In that middle ground, I observe the potential for loss as well as the opportunity to try harder to connect with people I care about. It’s unstable and vulnerable, and the idea of adding to the former friendships pile in my life, especially as I get older, makes me question if how I spend my days is how I should be spending them. But luckily, asking that question then creates room for alternatives and provides the motivation to act on them. It offers a reset button.
As the dust settles in other areas of my life that have demanded the bulk of my attention for quite some time now, the air clears for friendships of all kinds to move back into focus. I’m ready to prioritize spending time with friends I haven’t seen in months, take advantage of the slightly relaxed summer months, and make new memories that will help shift these friendships closer to the present instead of losing them in the past. And this reset fills me with much-needed hope.
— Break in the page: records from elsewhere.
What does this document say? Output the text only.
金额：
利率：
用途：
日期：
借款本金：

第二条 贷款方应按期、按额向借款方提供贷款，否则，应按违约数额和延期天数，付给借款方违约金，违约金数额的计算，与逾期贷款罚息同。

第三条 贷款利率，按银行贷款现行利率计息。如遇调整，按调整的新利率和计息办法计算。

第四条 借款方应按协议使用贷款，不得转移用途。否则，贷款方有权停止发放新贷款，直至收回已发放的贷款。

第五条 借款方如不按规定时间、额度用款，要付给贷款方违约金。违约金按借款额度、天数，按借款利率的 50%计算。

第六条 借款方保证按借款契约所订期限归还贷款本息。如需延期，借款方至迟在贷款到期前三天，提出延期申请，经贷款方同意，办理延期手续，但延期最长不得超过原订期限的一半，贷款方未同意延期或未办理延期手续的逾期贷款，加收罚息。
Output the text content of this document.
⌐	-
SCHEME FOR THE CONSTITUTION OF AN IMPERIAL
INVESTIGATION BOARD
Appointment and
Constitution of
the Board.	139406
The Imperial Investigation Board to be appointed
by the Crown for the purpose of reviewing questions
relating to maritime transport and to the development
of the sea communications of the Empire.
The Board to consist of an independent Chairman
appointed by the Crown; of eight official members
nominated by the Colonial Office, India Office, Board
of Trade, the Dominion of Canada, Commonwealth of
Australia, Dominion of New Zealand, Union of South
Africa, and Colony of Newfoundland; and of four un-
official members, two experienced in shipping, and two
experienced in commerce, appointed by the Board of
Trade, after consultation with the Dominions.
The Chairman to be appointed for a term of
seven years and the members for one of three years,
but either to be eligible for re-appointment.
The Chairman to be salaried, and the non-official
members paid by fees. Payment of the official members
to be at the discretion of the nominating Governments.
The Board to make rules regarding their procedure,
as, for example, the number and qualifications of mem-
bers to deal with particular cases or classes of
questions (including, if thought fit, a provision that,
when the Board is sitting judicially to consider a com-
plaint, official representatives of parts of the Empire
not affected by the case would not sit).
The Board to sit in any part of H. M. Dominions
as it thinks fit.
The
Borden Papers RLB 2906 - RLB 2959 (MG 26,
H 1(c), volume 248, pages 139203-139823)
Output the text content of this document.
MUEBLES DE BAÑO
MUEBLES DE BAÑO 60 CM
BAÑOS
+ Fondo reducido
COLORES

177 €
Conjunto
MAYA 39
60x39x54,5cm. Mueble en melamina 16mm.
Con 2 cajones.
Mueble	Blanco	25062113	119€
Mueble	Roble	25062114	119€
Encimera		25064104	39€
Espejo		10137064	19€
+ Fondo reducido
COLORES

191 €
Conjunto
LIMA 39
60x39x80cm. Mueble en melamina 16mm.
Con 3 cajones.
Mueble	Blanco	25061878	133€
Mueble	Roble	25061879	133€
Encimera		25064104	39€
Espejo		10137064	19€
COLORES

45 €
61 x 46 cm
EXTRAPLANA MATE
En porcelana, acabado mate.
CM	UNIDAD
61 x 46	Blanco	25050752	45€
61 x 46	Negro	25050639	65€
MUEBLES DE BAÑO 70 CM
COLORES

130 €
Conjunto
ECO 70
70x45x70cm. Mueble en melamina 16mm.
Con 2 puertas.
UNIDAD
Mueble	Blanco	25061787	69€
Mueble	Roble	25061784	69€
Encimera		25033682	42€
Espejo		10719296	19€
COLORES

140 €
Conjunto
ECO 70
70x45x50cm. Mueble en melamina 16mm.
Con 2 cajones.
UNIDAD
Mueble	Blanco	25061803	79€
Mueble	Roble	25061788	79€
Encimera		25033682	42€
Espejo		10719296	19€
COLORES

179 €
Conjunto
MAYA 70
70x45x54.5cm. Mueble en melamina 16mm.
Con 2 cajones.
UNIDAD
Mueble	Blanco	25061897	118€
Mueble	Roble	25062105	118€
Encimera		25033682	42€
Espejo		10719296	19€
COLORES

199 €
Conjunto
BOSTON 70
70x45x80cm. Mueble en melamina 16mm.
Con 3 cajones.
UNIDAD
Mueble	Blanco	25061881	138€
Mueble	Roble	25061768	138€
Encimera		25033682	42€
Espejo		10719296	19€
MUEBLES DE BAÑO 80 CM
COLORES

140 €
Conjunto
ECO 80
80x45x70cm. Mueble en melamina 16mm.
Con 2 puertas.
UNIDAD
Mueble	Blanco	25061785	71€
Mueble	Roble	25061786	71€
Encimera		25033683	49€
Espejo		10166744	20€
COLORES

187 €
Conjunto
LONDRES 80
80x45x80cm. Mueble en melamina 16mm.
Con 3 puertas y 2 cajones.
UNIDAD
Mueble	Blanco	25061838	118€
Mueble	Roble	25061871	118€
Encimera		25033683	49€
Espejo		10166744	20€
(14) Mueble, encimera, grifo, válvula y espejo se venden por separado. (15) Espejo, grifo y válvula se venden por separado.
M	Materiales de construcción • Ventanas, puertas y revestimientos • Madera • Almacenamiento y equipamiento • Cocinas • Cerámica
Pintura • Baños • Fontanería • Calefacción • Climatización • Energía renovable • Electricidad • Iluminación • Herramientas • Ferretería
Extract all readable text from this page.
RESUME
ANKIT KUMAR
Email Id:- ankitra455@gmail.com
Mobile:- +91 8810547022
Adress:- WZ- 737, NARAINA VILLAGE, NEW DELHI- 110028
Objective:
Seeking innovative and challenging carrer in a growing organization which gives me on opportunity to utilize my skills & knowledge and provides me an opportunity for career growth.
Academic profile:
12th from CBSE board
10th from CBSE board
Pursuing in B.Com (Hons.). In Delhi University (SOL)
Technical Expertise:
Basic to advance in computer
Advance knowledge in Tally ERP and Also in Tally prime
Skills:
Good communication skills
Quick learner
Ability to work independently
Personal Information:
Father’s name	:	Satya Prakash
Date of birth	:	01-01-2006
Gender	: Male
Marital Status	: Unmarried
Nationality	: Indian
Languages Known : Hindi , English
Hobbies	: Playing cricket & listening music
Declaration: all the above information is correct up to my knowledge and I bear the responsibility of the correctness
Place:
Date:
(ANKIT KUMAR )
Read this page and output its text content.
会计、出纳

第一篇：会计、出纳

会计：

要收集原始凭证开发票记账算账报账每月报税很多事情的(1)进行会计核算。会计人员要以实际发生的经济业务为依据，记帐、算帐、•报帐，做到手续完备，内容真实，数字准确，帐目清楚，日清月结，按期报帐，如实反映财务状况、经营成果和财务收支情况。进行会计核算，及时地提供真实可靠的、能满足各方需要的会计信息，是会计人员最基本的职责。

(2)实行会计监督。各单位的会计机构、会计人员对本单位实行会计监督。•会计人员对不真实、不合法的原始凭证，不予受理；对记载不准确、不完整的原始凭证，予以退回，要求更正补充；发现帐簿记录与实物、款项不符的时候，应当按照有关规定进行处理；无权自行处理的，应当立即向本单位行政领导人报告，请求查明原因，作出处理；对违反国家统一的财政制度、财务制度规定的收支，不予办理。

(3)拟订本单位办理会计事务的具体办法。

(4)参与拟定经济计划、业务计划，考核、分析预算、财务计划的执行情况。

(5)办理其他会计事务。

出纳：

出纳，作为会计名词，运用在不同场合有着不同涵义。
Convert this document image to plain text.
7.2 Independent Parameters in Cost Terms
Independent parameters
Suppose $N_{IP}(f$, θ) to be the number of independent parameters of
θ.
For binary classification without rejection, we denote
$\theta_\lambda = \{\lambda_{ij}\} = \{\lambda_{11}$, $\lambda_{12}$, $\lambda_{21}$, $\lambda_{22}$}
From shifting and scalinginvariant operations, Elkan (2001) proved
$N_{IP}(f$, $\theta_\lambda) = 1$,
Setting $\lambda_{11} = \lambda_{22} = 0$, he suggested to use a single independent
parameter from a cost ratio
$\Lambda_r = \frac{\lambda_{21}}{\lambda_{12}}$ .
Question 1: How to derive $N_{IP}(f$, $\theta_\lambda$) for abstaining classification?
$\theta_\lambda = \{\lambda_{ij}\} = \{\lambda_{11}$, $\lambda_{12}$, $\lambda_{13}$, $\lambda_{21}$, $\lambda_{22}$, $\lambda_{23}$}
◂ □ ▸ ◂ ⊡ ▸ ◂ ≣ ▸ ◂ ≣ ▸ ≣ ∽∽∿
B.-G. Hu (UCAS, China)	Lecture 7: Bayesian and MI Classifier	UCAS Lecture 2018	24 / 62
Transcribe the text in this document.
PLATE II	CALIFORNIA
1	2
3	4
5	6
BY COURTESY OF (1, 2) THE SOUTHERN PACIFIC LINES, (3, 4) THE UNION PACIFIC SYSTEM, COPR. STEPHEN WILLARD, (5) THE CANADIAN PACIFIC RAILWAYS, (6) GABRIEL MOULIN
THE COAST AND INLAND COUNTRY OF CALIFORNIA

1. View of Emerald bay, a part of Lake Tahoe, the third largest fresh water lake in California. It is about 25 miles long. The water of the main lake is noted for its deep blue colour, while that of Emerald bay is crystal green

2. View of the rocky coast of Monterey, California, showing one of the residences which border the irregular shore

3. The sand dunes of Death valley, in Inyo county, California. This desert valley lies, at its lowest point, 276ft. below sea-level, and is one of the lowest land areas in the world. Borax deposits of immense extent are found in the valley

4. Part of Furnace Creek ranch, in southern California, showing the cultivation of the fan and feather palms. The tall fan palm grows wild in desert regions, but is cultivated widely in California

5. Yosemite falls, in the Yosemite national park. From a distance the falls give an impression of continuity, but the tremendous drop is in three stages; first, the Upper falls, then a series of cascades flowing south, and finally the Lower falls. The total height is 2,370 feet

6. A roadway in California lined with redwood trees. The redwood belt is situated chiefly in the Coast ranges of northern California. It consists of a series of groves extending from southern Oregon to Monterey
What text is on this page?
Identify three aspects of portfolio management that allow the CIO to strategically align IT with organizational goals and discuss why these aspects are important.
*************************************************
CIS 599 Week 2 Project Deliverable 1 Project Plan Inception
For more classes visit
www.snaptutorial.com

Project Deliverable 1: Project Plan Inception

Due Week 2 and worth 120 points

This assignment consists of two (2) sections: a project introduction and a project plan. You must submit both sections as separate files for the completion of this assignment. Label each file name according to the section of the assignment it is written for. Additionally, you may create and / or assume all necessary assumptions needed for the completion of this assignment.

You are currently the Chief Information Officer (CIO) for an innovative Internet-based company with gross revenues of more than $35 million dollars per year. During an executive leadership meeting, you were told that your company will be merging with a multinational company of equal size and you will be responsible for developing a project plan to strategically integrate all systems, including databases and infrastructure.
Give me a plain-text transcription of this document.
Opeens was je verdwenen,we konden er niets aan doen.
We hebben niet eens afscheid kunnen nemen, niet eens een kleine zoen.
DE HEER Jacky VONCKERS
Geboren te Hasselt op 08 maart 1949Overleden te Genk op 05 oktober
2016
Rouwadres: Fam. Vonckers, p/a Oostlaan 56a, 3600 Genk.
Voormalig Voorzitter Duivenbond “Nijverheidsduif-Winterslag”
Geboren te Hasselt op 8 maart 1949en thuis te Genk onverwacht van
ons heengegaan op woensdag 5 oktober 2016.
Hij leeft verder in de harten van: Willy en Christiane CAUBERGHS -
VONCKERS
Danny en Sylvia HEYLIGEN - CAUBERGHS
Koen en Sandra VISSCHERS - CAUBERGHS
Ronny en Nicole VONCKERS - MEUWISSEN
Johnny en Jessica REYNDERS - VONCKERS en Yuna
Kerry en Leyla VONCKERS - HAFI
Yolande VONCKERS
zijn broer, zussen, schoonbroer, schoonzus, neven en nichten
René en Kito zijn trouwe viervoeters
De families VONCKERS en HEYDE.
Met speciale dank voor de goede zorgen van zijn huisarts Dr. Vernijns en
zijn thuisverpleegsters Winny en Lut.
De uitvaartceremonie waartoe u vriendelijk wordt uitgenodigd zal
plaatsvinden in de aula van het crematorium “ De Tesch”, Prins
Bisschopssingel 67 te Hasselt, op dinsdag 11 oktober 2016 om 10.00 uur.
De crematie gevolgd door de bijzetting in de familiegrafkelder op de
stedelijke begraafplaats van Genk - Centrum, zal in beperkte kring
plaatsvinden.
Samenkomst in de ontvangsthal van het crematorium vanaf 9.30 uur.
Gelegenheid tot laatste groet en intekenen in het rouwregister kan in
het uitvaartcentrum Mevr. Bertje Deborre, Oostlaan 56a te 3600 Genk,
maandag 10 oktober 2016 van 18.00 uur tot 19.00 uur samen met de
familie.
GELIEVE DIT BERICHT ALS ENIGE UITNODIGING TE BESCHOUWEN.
Even when we try our hardest to maintain balance, one (or two) aspects of life inevitably take over. And that’s okay. It’s just then our responsibility to stop, take a breath, and reflect on the landscape of our lives every once in a while. If we see something we wish was different, it’s in our power to do something about it. While we can’t control the role others choose to play, we can always do our part to reconnect with what matters and watch the potential shifts occur. We can always choose to press that reset button.